My mother’s likes and dislikes are not just memories for me – they’re imbedded in my own preferences. They go bone deep.
Maybe this is one of the ways a person lives on. Not just through memories but through the influence of their choices.
Planted near the farmhouse was a lilac of legend. It was reputed to have come from England on a ship with my great-grandfather, Joseph Biggs, my Grandma Hall’s father. He planted the first cutting in Glastonbury, Connecticut where he lived and worked and where my grandmother grew up. After my grandmother married my grandfather and moved to the farm, my great-grandfather Joseph planted a cutting from the English lilac at the back of the Hall farmhouse.
The lilac was a deep dark purple – a very unique bloom, and highly prized by my mother. So when we moved to our own land on Whirlwind Hill, she planted a cutting behind the garage. It thrived. It was a lovely tree. I took this photo of a branch amongst a bouquet of lighter lilacs and dogwood in 2008. You can see the darker lilacs reflected in the mirror.

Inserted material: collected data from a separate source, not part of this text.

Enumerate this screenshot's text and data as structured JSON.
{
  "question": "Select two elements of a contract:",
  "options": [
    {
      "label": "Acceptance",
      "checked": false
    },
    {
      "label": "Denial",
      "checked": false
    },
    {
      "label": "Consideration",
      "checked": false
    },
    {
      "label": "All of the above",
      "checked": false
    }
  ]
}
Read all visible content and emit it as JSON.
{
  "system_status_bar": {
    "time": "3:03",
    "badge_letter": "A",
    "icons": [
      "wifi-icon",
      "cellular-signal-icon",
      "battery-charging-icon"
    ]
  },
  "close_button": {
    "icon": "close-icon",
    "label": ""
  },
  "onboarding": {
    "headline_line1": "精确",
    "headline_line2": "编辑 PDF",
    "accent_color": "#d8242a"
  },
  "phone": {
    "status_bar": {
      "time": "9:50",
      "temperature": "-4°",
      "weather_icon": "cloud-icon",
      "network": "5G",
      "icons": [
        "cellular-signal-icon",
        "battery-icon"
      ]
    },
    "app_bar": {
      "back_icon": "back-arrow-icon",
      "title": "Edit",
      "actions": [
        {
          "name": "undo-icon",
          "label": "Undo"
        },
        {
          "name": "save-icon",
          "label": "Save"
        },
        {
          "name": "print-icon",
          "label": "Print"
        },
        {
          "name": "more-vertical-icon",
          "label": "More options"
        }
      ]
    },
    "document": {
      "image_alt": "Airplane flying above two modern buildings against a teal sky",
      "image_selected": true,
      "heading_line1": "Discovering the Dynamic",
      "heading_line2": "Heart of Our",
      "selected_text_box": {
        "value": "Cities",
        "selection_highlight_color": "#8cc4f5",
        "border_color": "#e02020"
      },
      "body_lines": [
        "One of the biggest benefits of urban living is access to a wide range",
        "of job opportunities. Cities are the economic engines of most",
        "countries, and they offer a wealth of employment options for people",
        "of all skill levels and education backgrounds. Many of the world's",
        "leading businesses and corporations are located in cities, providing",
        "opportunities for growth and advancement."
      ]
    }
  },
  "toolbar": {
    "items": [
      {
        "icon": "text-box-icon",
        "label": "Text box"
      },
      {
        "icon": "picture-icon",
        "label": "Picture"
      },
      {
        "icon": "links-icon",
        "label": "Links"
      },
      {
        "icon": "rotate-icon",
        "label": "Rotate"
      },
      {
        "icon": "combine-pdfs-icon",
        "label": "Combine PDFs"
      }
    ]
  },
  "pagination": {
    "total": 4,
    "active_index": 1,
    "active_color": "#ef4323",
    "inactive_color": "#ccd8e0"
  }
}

Seven or eight years ago I pulled a lilac “sucker” from a dark purple lilac planted by a friend here in Anchorage. Because of my mother’s strong preference for this color lilac, I had to have one. The property where it was growing was being sold, the building demolished, and the tree transplanted, and I wanted to see if I could grow my own dark lilac. (The last I heard was that the transplanted tree didn’t survive.)
My husband and I have watched the baby tree every year for signs of flowers. Finally, this spring, we were excited to see buds. The friend who planted the original tree died this past winter, and it seems fitting for the tree to bloom in her honor. I’m sure my mother and my friend who both loved these English lilacs would be happy about their legacy.